La nuance compte. Hadjar ne réduit pas l’écart à un détail de pilotage, à un réglage ou à un secteur de piste. Il parle du « tableau d’ensemble », ce qui renvoie autant à la constance qu’à la compréhension de la monoplace, à la capacité à construire un week-end et à l’exécution sous pression.
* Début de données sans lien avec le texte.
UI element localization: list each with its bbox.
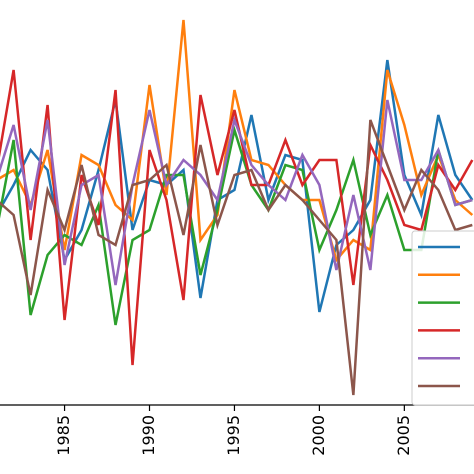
- series-line: [0, 69, 474, 366]
- series-line: [0, 119, 473, 396]
- x-tick-label: 1995: [224, 415, 243, 456]
- plot-area: [0, 19, 474, 396]
- x-tick-label: 2005: [394, 415, 413, 456]
- series-line: [0, 19, 474, 263]
- series-line: [0, 99, 473, 286]
- x-tick-label: 1990: [139, 415, 158, 456]
- x-tick-label: 2000: [309, 415, 328, 456]
- legend: [411, 230, 474, 406]
- series-line: [0, 125, 473, 326]
- series-line: [0, 59, 474, 313]
- legend-box: [411, 230, 474, 406]
- x-tick-label: 1985: [54, 415, 73, 456]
Face à Verstappen, la moindre approximation prend immédiatement plus de poids. Un pilote moins expérimenté peut signer un bon tour ou réussir une course solide. La vraie difficulté consiste à répéter ce niveau sans baisse d’intensité. C’est là que le contraste entre une première saison complète et onze années de Formule 1 devient central.
Verstappen impose un rythme permanent
Hadjar ne cache pas l’impact produit par Verstappen lorsqu’ils partagent la même voiture et les mêmes références de performance. Le Français le décrit comme un pilote capable d’extraire le maximum de lui-même et de son matériel, en continu, quelles que soient les conditions de roulage.
Cette régularité installe une pression très particulière. « Il n’y a tout simplement pas de temps pour se relâcher. À chaque fois que tu es en piste, il signe un tour du plus haut niveau que nous ayons jamais vu. Je dois vraiment faire de grands pas en avant et cela me demande beaucoup d’efforts pour atteindre le même niveau, ou même simplement m’en approcher. À chaque fois que je suis en piste, je dois tirer le maximum de moi-même. Il est juste tellement impressionnant », confie le pilote Red Bull.
Dans ce passage, Hadjar ne décrit pas seulement un duel classique. Verstappen fixe un standard permanent. Il n’est pas seulement le coéquipier à battre, mais la mesure quotidienne du niveau requis. Pour le Français, cela laisse très peu de temps mort dans la construction de sa progression.
Pour Red Bull, l’enjeu dépasse le seul cas Hadjar. Après les difficultés connues par les précédents occupants du baquet, voir un jeune pilote encaisser cette pression tout en signant un podium change la perception de son adaptation. Le défi reste immense, mais Hadjar donne au moins l’image d’un pilote qui comprend exactement la hauteur de la marche.